The Hungarian Minister for Innovation and Technology intervened in 2021 to stop one Hungarian company from acquiring another. The target company was a key player in the extraction of sand, clay, and gravel from a quarry. The Minister cited concerns that allowing a company with indirect ownership ties to Bermuda to take control of such a strategically important firm would not be in Hungary’s best interests, particularly with regards to ensuring the secure supply of these critical raw materials.
Given the factual and legal circumstances, the Budapest High Court, (F?városi Törvényszék) ,has decided to halt proceedings and seek clarification from the Court of Justice through a preliminary ruling. Essentially, the question being posed to the Court of Justice is whether Hungary is allowed under EU law to enact legislation that restricts foreign direct investment in EU-based companies if such investments are carried out through other EU-based companies.
Advocate General opinion states that the Foreign Direct Investment Screening Regulation encompasses foreign direct investments from third-country sources, which involve any form of effective participation or control over an EU-based company by the third-country investor. This also includes cases where the third-country investor indirectly obtains control over an EU company by acquiring another EU company owned by that third-country company.
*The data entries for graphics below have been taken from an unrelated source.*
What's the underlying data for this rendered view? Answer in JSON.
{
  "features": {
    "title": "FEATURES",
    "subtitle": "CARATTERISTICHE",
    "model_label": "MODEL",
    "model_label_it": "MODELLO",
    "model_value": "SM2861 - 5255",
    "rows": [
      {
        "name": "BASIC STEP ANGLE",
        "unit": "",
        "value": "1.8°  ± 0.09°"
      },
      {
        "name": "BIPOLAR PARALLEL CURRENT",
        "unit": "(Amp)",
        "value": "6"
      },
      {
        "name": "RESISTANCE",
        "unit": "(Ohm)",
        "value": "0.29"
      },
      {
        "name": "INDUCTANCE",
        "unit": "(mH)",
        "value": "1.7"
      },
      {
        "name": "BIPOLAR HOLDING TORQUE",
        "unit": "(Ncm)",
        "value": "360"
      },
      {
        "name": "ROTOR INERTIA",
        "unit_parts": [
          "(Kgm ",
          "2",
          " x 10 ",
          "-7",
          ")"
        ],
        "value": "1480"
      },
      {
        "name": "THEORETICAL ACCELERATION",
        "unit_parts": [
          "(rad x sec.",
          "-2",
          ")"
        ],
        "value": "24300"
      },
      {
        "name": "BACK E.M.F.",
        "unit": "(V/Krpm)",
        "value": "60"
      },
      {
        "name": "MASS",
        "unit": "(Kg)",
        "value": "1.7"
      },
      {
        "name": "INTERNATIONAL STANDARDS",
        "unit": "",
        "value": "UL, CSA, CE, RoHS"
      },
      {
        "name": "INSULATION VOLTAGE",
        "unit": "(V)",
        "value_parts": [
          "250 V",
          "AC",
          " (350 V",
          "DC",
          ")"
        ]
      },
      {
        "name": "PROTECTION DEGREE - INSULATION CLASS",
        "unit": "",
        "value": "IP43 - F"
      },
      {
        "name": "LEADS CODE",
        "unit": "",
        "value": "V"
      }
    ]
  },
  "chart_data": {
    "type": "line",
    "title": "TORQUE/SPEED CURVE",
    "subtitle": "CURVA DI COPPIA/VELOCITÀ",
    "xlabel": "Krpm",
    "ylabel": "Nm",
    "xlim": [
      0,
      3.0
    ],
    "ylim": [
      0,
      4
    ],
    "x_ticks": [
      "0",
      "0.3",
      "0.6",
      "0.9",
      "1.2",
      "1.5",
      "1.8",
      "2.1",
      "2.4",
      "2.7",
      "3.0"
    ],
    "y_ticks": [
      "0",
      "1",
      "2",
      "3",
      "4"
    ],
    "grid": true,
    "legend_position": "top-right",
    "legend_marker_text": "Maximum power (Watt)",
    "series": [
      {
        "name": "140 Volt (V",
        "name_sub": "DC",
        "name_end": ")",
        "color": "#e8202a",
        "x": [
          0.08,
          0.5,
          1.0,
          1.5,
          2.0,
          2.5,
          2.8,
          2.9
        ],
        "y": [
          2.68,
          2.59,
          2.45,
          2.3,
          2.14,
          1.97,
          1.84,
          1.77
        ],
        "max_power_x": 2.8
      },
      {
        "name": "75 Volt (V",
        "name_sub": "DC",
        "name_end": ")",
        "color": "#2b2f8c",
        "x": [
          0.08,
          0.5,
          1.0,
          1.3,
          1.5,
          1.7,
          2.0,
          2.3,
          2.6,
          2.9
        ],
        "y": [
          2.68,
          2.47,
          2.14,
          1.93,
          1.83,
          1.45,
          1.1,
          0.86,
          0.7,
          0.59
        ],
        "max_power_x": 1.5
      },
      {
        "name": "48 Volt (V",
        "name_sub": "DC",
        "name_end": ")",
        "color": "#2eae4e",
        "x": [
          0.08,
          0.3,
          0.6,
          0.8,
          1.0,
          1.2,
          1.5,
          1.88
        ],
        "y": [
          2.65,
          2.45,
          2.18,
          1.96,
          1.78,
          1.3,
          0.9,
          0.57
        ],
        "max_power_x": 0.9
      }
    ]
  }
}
The investment falls within the scope of Article 207 TFEU and the EU’s exclusive competence in the field of common commercial policy. Therefore, the Foreign Direct Investment Screening Regulation, which empowers Member States to introduce screening mechanisms, should be viewed as “delegating” competences back to the Member States in an area where they had previously lost them due to the Lisbon Treaty’s entry into force.
In her Opinion released today, Advocate General discusses the compliance of national screening mechanisms with the rules of the internal market, enabled by the Foreign Direct Investment Screening Regulation. She emphasizes that national legislation must require the responsible bodies to provide legitimate justifications for restricting capital flows. The Regulation specifies that restrictions on capital movements are only permissible on grounds of security or public order and only if there is a genuine and sufficiently serious threat to a fundamental interest of society. Additionally, any measure restricting capital flows must be proportional to its aim.
The Advocate General has analyzed the rationale behind the Minister’s veto in the current case and acknowledged that protecting the supply of certain raw materials could potentially justify limitations on foreign direct investment, particularly during times of crisis, on the grounds of public policy or public security. Such justifications may even legitimize restrictions on capital movements from third countries that are not otherwise permissible within the internal market.
In order to assess the lawfulness of the decision to impede the transaction in question, the domestic court must scrutinize whether there is sufficient justification for why the quarry’s indirect foreign ownership poses a substantial and tangible hazard to the domestic supply. The court must also assess whether there were less restrictive measures that could have ensured the security of such supply.
As the Advocate General’s opinion is not binding for the Court of Justice, the Court Judges are currently deliberating on this case and will issue a judgment at a later time.